Why do we get only one drinks menu for the table at restaurants?
McKinsey recently wrote about a skills-based approach to workforce development. My first reaction was puzzlement – is there another way of doing that? Apparently, there is: base hiring decisions more on qualifications and experience.
Their research suggests that skills-based hiring is ‘five times more predictive of job performance than hiring for education and more than two times more predictive than hiring for work experience’. Not only does it open up a much bigger pool of potential hires, but skills-based hires also stay in jobs longer than ‘qualified’ hires, which is obviously important when it’s so hard to find and keep people.
So why isn’t skills-based hiring more widespread? Like many things, beliefs about qualifications and experience have become assumptions and then they drop into that part of our collective brain that doesn’t do much scrutinising. It just becomes an unquestioned convention. Like getting only one drinks menu per table.
We’re in the process of raising capital for international growth and we’re trying to explain how we’re different. We explain our learning process and people say, well that makes a lot of sense, but how are you different? I was thinking about that question when I read the McKinsey piece. We take a skills-based approach to management training; here’s the technique, now talk to your manager and your peers about how it applies to your situation, and practice it until you become skilled.
Makes sense, right? The alternative is a knowledge-based approach; get everyone in a room, present content about the technique, and here’s some more content about it and here’s some more detailed content about how it works and how to think about it. Got that? Okay, on to the next technique.

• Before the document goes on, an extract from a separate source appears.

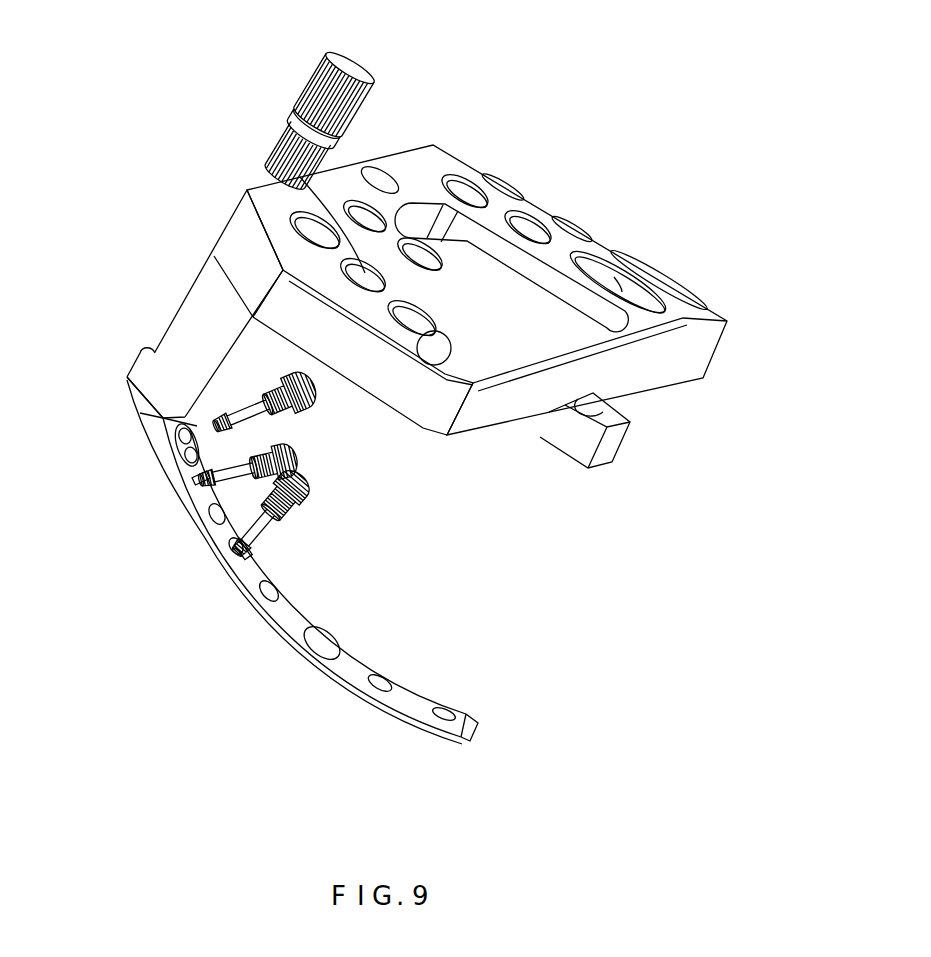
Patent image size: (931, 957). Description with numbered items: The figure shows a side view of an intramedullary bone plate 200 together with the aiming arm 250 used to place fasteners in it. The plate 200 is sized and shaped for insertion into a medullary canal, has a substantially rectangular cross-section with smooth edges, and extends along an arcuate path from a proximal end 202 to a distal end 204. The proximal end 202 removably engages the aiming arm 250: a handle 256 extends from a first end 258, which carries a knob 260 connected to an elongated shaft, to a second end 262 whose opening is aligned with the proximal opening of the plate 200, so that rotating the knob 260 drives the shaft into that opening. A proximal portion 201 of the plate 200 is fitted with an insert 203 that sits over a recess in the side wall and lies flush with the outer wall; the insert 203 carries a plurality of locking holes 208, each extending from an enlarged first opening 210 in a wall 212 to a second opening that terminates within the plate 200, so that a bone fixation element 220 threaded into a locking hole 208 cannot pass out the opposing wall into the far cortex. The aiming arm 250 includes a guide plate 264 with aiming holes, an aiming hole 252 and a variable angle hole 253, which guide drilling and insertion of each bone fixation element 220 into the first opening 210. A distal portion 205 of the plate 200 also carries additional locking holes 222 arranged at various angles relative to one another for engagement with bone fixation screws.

And that’s the dominant mode for management training; workshops led by instructors who will give you everything you could possibly need to know. You’re expected to take that knowledge and apply it back at your workplace.
Except you don’t, because that isn’t how adults learn skills. Sometimes you’ll get an insight that will change how you operate, but it’s pretty hit and miss as to what’s going to land for people. Generally, you’ll forget most of what you heard in a matter of days because there’s no process for practice.
Why does knowledge-based training continue to be the default setting for management training? Same reason you’re waiting to see the drinks menu.